Look, when your team makes a surprising run to the AFC Championship one year and then wins a division title the next, all while completely rehabilitating a former first-round quarterback, there is going to be something of a “brain drain.”
The Titans are lucky they haven’t lost more coaches than OC Arthur Smith (head coach of the Falcons) and DC Dean Pees (retirement… briefly). But replacing Smith now means the surprising Titan offense will have its third offensive coordinator in four seasons. And very clearly HC Mike Vrabel bit off more than he could chew when trying to double as the team’s defensive coordinator in 2020 following Pees’ retirement.
To fill the empty coordinator spots, Vrabel promoted TE coach Todd Downing to OC, and OLB coach Shane Bowen to DC.
Downing is young, just 40, but he’s been around the block more than once. He’s coached or been in a front office in the NFL since 2001, with his most prominent work as a quarterbacks coach, but he had one season as the Raiders’ offensive coordinator in 2017, when Derek Carr was coming off both a career year and a devastating injury. Carr regressed, Raiders coach Jack Del Rio was fired, and Downing has spent the last three years as a tight ends coach, both with the Vikings (2018) and Titans (2019-2020).
Curiously, this is the second consecutive time the Titans have promoted their TE coach to offensive coordinator. I think that speaks to how the Titans still want to play football — they want to build everything around RB Derrick Henry and the zone run game, with play action being a huge focus for QB Ryan Tannehill.
I’m generalizing a bit here, but I would think the average fan expects a QB coach to be the first in line to get an offensive coordinator job if the club wants to promote from within. Despite the Titans still having QB coach Pat O’Hara in their employ, they chose to promote Downing. That interests me because coaching tight ends requires the coach to have an excellent grasp on both passing concepts and run-game blocking schemes, and they’re so intrinsically married in the Titans’ offense, even more so than in the average NFL offense. The thinking here from Vrabel is that Downing will provide continuity. Vrabel referred to “the core system” as one of the reasons Downing was promoted, so I wouldn’t expect a whole lot of changes.
As for Bowen, Titan fans are underwhelmed by his promotion, to say the least. While Vrabel was officially his own defensive coordinator, Bowen was regarded as the guy under Vrabel who had the most control over the defense.
The Titans fell from 8th in defensive yards and 3rd in scoring in 2018 to 21st in yards and 12th in scoring in 2019, then Pees retired. In 2020, the Titans were a disaster defensively, finishing 28th in yards allowed and 24th in points allowed. The dropoff from 2019 to 2020 was even more stark by FootballOutsiders DVOA, as they fell from 18th to 29th.

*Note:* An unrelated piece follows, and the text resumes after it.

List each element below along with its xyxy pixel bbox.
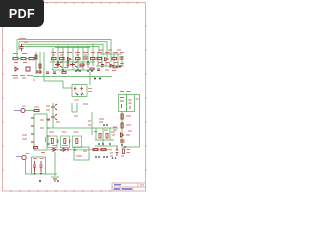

The Titans are clearly hoping that injuries were a big factor in their defense completely underwhelming in 2020, and Bowen’s promotion suggests they don’t believe it was on him.
Obviously, the hope is there isn’t much impact at all on the Titans’ very narrow but very talented fantasy roster. With WR Corey Davis a free agent, this offense is currently built around Henry, Tannehill, and WR AJ Brown with some talented tight ends thrown in.
The pessimist’s take is that Downing might just run a watered-down version of Smith’s offense. That’s concerning, because while Tennessee’s offense is hyper efficient, it’s also hyper efficient in ways that most NFL teams aren’t — only the Ravens, with perhaps the best running QB in the history of the game, have run the ball more than the Titans over the last two seasons (and again, this was with Tennessee struggling defensively). So while Downing will run the same system, as Vrabel said, will he be able to tap into the sequencing and creativity that Smith exhibited?
At the least, our analysis with Downing’s offense will be simple: we expect the offense to look the same, but we can’t simply assume it will be as effective. I’m hard-pressed to think it could be more effective given Smith coached the NFL’s #6 and #4 offenses by DVOA the last two seasons.